Aujourd’hui, je me suis volontairement arrêtée quelques heures, me laissant bercer par le silence sur le canapé. Mon amoureux passe et repasse dans le salon, inquiet : » Tu n’as toujours pas bougé?! » « Non, je suis bien, pourquoi ca t’embête ? » « C’est que tu as ce regard rêveur qui me fait peur… »" Pourquoi ? » « Parce que généralement quand tu te plonges dans tes pensées, tu en ressors avec tes critiques envers moi, des choses qui ne vont pas, alors je m’angoisse à l’avance… » Voilà, je crois penser mais peut-être que je ressasse, et au passage je crée de l’inquiétude. Ah, je réponds, tu as voulu une intellectuelle, tu l’as eue !
Lui et moi, nous venons de familles très différentes. Dans la sienne, on descend de villageois et on en gardé une certaine distance avec « les choses du monde », les voyages, la politique, l’introspection, tout cela n’est guère de mise à table. L’on parle donc des animaux de compagnies, de teléphones portables, d’anecdotes sur les voisins. Il n’est pas comme ca, lui, mais il est quand même habitué à parler de tout et de rien et de prendre cela pour une conversation. Chez nous, c’était le contraire, ésotérisme et gravité à toutes les sauces. D’ou mon aisance sur ce terrain là, celui des choses « sérieuses », des questions existentielles à résoudre au saut du lit. Mais je me suis rendue compte avec le temps que cela pouvait épuiser tout le monde, moi y compris. Alors, j’essaye de rester attentive, légère, percevoir quand c’est adéquat et quand c’est plombant. Il y a là-dedans une habitude mortifère de chercher l’épaisseur dans la souffrance, l’intensité dans le drame. Comme si vivre heureux était reservé aux animaux et aux imbéciles.

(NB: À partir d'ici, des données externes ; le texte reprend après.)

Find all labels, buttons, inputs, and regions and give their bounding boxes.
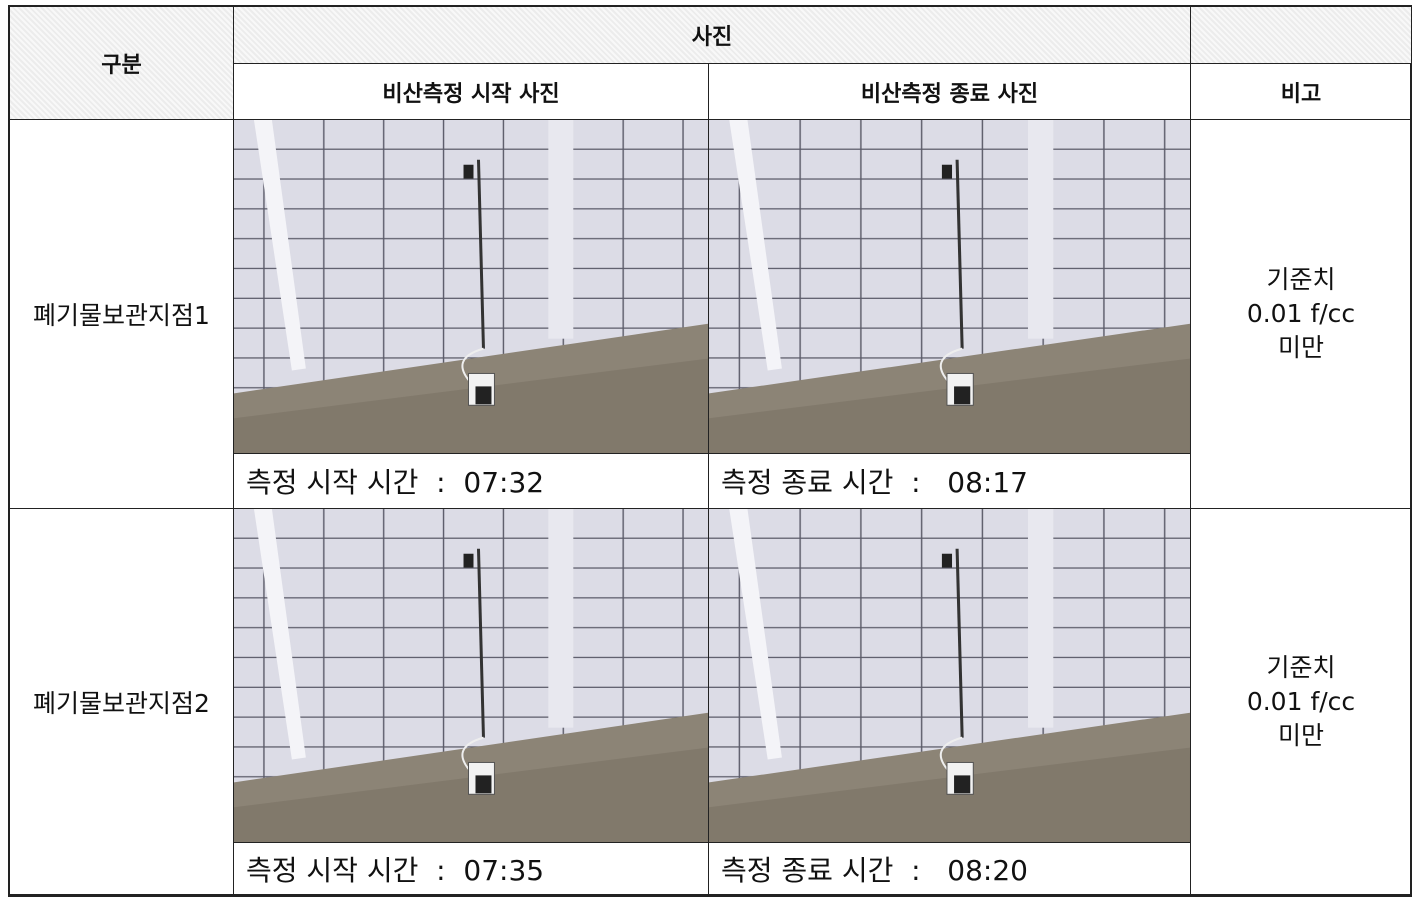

Je n’en suis plus là, j’ai choisi un autre chemin, quelque chose qui me propulse à l’extérieur de moi-même, vers l’action, la vie, le positif. Je pense par exemple à la mainmise religieuse en Israël, à la montée de l’extremisme orthodoxe, à la restriction des libertés pour nous les laics et je n’ai plus envie d’en faire un billet, mais plutôt un combat politique. Comment faire advenir le mariage civil, c’est un sujet qui me touche j’ai envie de marier bientôt mais pas religieusement, ni à l’étranger, comment faire ? Contacter Yair Lapid, Daphne Leef, Noam Schalit, lancer des manifestations, créer les conditions que je veux dans le réel et non plus déplorer ce qui m’entrave, voilà désormais ce qui me vient à l’esprit.

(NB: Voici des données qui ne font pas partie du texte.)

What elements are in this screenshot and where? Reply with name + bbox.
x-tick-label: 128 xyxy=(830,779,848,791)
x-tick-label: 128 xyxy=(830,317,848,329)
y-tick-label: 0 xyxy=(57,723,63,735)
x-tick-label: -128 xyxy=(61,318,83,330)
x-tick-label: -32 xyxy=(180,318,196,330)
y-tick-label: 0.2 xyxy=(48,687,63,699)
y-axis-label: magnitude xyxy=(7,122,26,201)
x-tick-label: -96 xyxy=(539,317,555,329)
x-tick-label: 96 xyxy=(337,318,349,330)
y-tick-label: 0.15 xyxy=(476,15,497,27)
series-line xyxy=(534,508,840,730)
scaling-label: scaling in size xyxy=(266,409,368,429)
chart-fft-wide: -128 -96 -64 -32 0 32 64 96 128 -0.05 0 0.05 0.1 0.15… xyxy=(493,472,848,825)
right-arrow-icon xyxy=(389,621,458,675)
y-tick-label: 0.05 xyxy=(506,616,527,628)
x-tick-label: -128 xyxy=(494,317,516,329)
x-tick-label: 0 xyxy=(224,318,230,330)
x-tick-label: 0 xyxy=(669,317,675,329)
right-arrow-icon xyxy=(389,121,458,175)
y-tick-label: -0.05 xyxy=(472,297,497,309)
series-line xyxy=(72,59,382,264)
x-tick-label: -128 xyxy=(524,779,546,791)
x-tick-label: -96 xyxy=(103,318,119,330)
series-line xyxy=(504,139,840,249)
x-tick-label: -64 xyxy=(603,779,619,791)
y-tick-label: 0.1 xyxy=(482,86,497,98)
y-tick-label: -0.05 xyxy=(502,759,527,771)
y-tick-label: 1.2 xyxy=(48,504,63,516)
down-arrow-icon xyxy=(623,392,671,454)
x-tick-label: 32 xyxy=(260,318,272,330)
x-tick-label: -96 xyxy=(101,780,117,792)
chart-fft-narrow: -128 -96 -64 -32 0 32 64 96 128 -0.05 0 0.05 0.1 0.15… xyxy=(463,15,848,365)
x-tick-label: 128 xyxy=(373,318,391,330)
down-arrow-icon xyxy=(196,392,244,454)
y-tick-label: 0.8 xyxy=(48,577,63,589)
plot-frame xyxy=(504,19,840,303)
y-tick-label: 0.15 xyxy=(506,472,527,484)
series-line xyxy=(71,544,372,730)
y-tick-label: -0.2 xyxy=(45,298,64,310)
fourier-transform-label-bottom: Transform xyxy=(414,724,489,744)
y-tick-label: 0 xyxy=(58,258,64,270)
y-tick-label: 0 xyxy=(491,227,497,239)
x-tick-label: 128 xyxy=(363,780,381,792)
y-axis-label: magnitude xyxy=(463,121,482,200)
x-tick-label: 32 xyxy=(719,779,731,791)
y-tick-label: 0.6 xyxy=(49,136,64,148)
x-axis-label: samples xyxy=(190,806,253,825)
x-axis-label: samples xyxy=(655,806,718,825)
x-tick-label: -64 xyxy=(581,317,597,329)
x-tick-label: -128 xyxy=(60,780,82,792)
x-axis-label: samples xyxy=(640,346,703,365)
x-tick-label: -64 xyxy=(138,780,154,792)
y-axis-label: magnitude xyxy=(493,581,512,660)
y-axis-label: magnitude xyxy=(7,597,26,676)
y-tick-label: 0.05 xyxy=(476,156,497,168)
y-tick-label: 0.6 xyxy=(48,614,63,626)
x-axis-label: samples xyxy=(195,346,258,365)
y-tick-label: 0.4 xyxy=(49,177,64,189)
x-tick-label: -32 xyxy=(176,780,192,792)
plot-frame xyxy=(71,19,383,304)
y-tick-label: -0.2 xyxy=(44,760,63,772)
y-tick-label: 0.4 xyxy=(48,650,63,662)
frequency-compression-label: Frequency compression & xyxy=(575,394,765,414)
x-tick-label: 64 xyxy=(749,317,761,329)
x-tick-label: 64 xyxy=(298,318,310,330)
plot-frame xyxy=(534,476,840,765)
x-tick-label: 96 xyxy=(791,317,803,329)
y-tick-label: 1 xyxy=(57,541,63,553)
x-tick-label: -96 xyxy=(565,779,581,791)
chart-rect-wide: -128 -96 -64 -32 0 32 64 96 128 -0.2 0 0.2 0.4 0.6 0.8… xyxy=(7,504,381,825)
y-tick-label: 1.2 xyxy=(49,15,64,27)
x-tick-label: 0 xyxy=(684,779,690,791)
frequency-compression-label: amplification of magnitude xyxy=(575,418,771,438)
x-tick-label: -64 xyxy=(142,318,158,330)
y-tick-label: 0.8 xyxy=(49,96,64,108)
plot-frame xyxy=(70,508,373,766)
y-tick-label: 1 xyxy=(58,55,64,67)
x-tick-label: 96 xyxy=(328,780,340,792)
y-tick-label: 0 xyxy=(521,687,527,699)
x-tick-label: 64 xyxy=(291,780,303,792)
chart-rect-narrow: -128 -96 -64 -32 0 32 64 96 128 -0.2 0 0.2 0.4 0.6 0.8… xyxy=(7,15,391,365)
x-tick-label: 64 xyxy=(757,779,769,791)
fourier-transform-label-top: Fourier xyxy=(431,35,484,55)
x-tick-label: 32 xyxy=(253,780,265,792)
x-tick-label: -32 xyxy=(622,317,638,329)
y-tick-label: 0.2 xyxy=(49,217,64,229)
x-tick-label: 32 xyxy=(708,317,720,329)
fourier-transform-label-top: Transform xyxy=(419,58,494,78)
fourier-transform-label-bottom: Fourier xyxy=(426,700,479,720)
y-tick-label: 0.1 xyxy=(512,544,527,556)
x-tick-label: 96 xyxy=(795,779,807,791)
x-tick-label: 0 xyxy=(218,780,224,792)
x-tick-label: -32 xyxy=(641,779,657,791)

Est-ce à dire que je ne peux plus écrire autrement que politiquement ? Qu’il n’y a plus de place pour l’observation et l’écriture introspective ? Qu’il faut forcément être desespéré pour créer ?
Je me sais écoutée et entendue par mes proches, je me fais confiance pour résoudre ce qui ne me convient pas, chaque obstacle, chaque dilemne, alors que me reste-t-il encore d’indispensable à dire ? Dans ce nouvel état, délaisser la souffrance serait donc délaisser la contemplation. Comme si être une citoyenne reponsable de ma vie et de ceux qui m’entourent n’allait pas de pair avec l’écriture, était incompatible. A moins que je ne puisse trouver une facon d’écouter le monde sans passer par la case larmoyante, me faire le réceptable d’autre chose…

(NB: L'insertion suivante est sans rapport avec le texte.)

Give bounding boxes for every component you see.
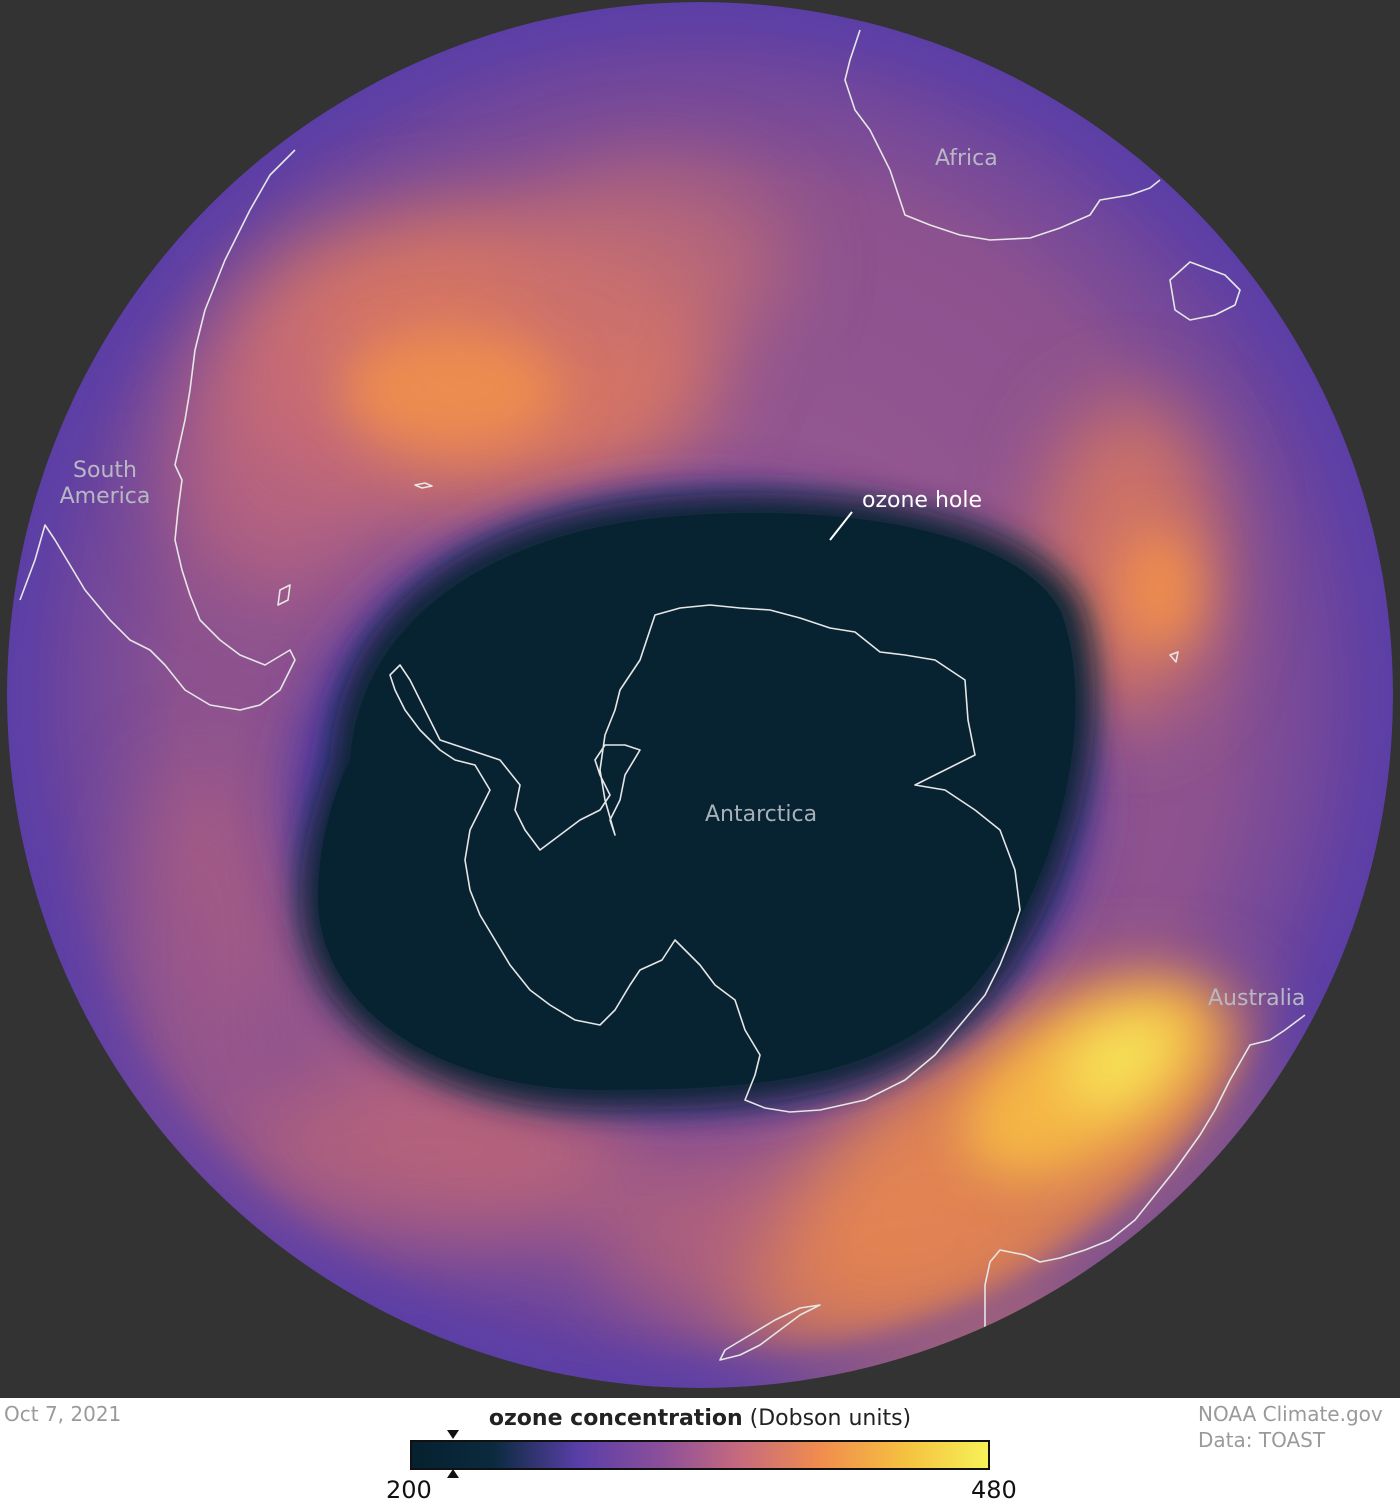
- credit-line-1: NOAA Climate.gov: [1198, 1402, 1383, 1426]
- legend-title: ozone concentration (Dobson units): [410, 1406, 990, 1431]
- footer: Oct 7, 2021 NOAA Climate.gov Data: TOAST…: [0, 1398, 1400, 1509]
- legend-title-main: ozone concentration: [488, 1406, 743, 1431]
- australia-coastline: [984, 1014, 1306, 1346]
- credit-line-2: Data: TOAST: [1198, 1428, 1326, 1452]
- min-marker-bottom-icon: [447, 1469, 460, 1478]
- australia-label: Australia: [1208, 986, 1306, 1011]
- south-america-label-line2: America: [59, 484, 151, 509]
- antarctica-coastline: [389, 604, 1021, 1113]
- date-label: Oct 7, 2021: [4, 1402, 122, 1426]
- africa-label: Africa: [935, 146, 998, 171]
- colorbar-max-label: 480: [971, 1476, 1017, 1504]
- coastlines: [19, 29, 1306, 1361]
- ozone-globe: [7, 2, 1393, 1388]
- ozone-map: Africa South America Antarctica Australi…: [0, 0, 1400, 1398]
- ozone-hole-pointer: [829, 511, 853, 541]
- ozone-colorbar: [410, 1440, 990, 1470]
- south-america-coastline: [19, 149, 296, 711]
- legend-title-units: (Dobson units): [749, 1406, 912, 1431]
- colorbar-min-label: 200: [386, 1476, 432, 1504]
- new-zealand-coastline: [719, 1304, 821, 1361]
- antarctica-label: Antarctica: [705, 802, 818, 827]
- africa-coastline: [844, 29, 1161, 241]
- south-america-label: South America: [50, 458, 160, 510]
- south-america-label-line1: South: [73, 458, 137, 483]
- min-marker-top-icon: [447, 1430, 460, 1439]
- ozone-hole-label: ozone hole: [862, 488, 982, 513]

Je pensais autrefois que ma vocation était de dire, d’exprimer, le mieux possible quelque chose de l’humain. En l’écrivant, le chantant, le filmant, peu importe. Mais cela ne me suffit plus, je voudrais faire quelques pas de plus, aller plus loin, m’occuper du destinataire, celui qui entend ce que j’ai dit, et comprendre avec lui ce qu’il en pense et ce que nous allons en faire ensemble. Est-ce à dire qu’il faut que je m’engage en politique ? Ou que je devienne coach ? Ou simplement que je m’attache à devenir une très bonne journaliste ?
Je n’ai pas encore de réponse.
Je sais simplement qu’un espace s’est ouvert, que j’aie désormais la liberté, la confiance et le courage de rêver plus grand.